Python REST wrapper for consuming LLAMA and other models running on VM.
Takes inspiration from: https://github.com/facebookresearch/llama/tree/main
Via git clone (with LFS):
export HF_USERNAME=username
export HF_TOKEN=token # taken from https://huggingface.co/settings/tokens
export HF_MODELOWNER="meta-llama"
export HF_MODEL_REPO="Llama-2-7b-chat-hf"
GIT_LFS_SKIP_SMUDGE=1 git clone https://$HF_USERNAME:$HF_TOKEN@huggingface.co/$HF_MODELOWNER/$HF_MODEL_REPO # light git-clone
cd $HF_MODEL_REPO
git lfs pull # using LFS to download is faster (parallel, with resume)
List of models of interests (can do git clone
on the below)
- Tiny (for dev purposes): https://huggingface.co/Maykeye/TinyLLama-v0
- LLAMA 2.0 7B: https://huggingface.co/meta-llama/Llama-2-7b-chat-hf
- LLAMA 2.0 13B: https://huggingface.co/meta-llama/Llama-2-13b-chat-hf
IDE: PyCharm or IntelliJ Idea recommended, VS Code should be also working. You may want to install all possible plugins for managing venvs, requirements.txt, and flask.
Create a Virtual Env
python3 -m venv venv
. venv/bin/activate
Install all deps
# pip uninstall -y -r <(pip freeze) # cleans the VENV uninstalling all libs
pip install -r requirements.txt
Please launch entry point as below:
source ./venv/bin/activate
python -m flask --app ./flask-app.py run --host 0.0.0.0 --port 5003
Please note this takes 1-2 minutes to load Llama libs & models into memory.
Once main program is up and running, it can be invoked like below.

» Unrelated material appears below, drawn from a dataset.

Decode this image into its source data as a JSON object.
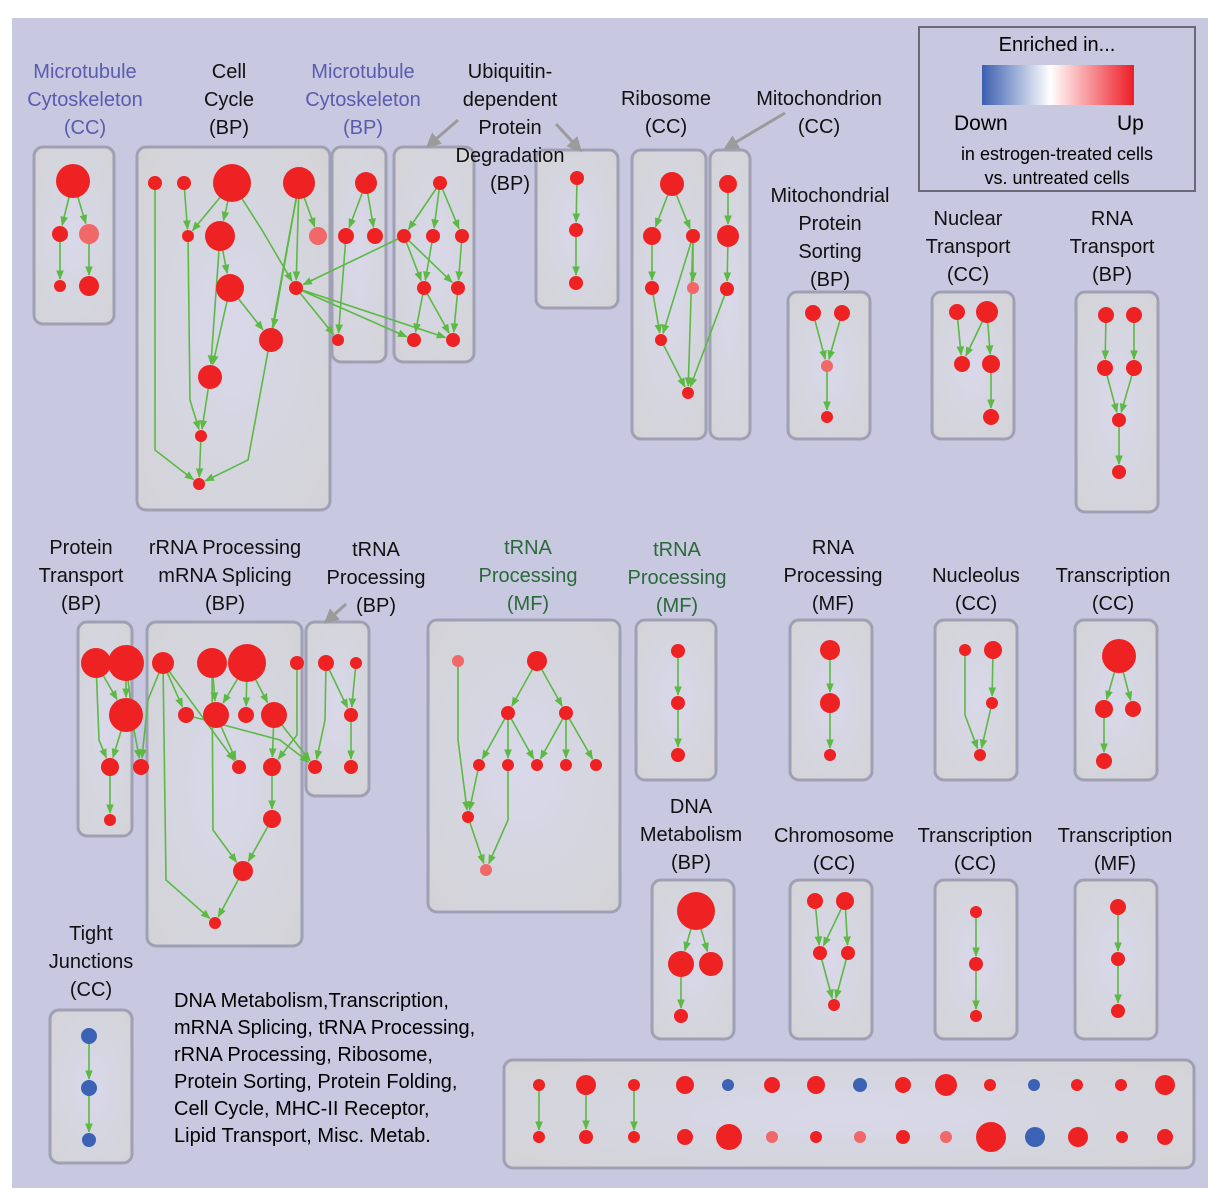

curl -X POST http://127.0.0.1:5000/score --header 'Content-Type: application/json' -d '
{
"prompt" : "How are you?",
"parameters" : {
"repetition_penalty": 1.2,
"max_new_tokens": 200,
"temperature": 0.1,
"top_p": 0.95
}
}'
curl -X POST http://127.0.0.1:5003/score --header 'Content-Type: application/json' -d '
{
"prompt" : "[INST]<<SYS>>\nYou are a helpful, respectful and honest assistant. Always answer as helpfully as possible. Your answers should only answer the question once and not have any text after the answer is done.\n\nIf a question does not make any sense, or is not factually coherent, explain why instead of answering something not correct. If you dont know the answer to a question, please dont share false information. Answer must be in detail Answer should have formatted list. Do not mention about text formatting in response. Do not use \"*\" or asterisk symbol in text formatting in response answer\n<</SYS>>\n\nQUESTION:/n/n What is a Request for Proposal?[/INST]\nHelpful Answer:",
"parameters" : {
"max_length": 4000,
"repetition_penalty": 1.2,
"max_new_tokens": 200,
"temperature": 0.1,
"top_p": 0.95
}
}'
To see help on how to launch load testing, open a shell with the current VirtualEnv and execute the below:
python loadtest.py -h
Example invocations (note: dry-run does not use LLM but rather a simple routing keeping CPU actively busy)
python loadtest.py /path/to/model/TinyLLama-v0 --many 12 --delay 1 --dryrun --busy_cpu_sec 20
python loadtest.py /path/to/model/TinyLLama-v0 --many 32 --question "What is the best recipe for pancakes?"